What am I grateful for? Day 2

Last night was quite agonizing. After the second day of radiotherapy treatment, the so-called side effects started to kick in. There was a bad headache, stiff jaw, as well as a dull ache that got worse into the early part of the night. Thank goodness it only affected a part of the night, before I fell asleep. I remember walking into the treatment room feeling triumphant. I removed my shirt promptly so that they could fit the mask on me - the mask that extended to my shoulders. And there I was: positioned and ready for the second dose of radiation onto that bloody tumour.

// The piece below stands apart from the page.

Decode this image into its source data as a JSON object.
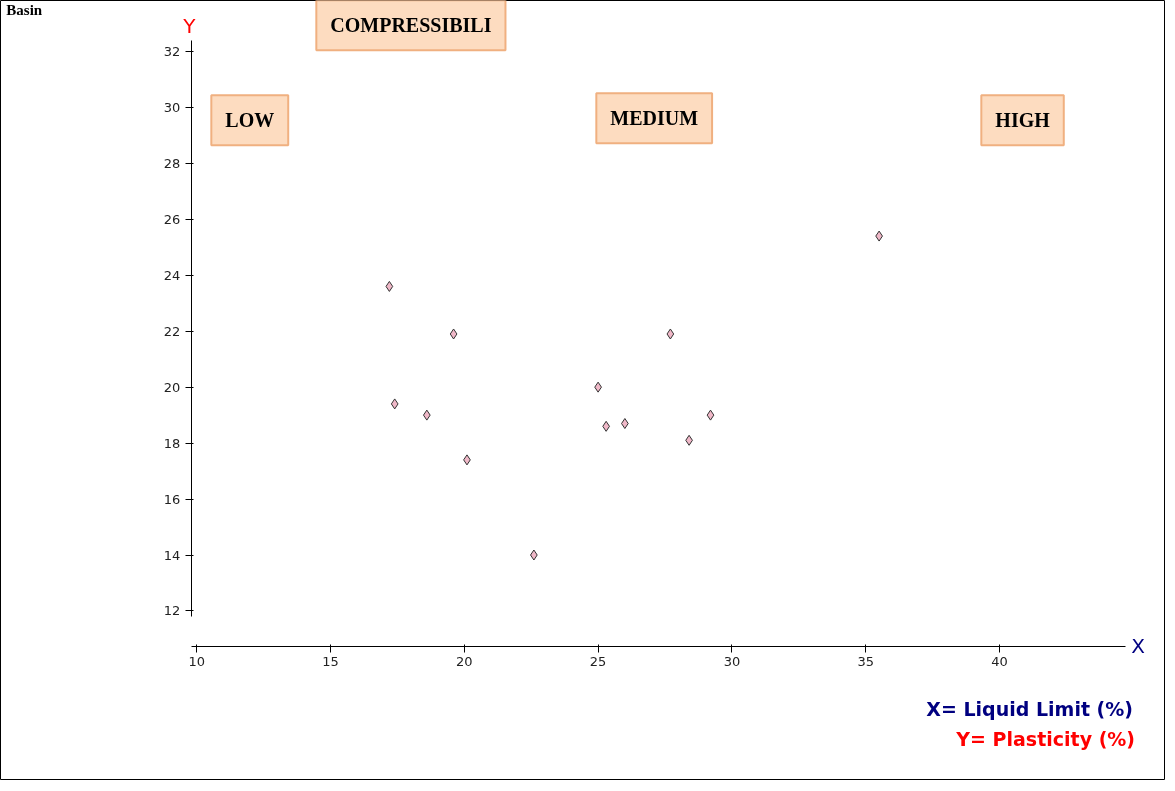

The sound of the machine was really cool. Some kind of drone began, followed by a high pitched tone that signalled (I think) the shot of radiation. I imagined that I was placing that tumour under some sort of laser that zaps it with malice intent, so that the tumour dissipates into nothingness. I felt nothing much during the treatment - just some slight heat. The 'side effects' only came into the picture later last night when I was closer to my bedtime.


There was a mix of fatigue and that dull pain that night. And that mix was quite the combo - cannot sleep, but want to sleep, you know? And when the doctor mentioned stiff jaw at the pre-treatment briefing, I didn't expect it to be that stiff. Nevertheless, there were a number of things to be grateful for. Just like the first day, there were friends and family members who asked about my well-being. It was nice. And despite the slight fatigue and the onset of some side effects, I could still complete a bit of research work for my thesis, and the best thing: my boss at work told me to embrace the rest because I needed it! It was a simple statement but I guess that kind reminder gave me quite a bit of a push.


The need to rest is real. It's time to take things easy for a bit, so that repair and recuperation can take place for a better tomorrow. (Or a better treatment dose at 12 noon later.) OK la. The daily journey to National Cancer Centre Singapore is a bit of a pain. Oh well - 10 more sessions, and it'll be over. And I'm thankful for that.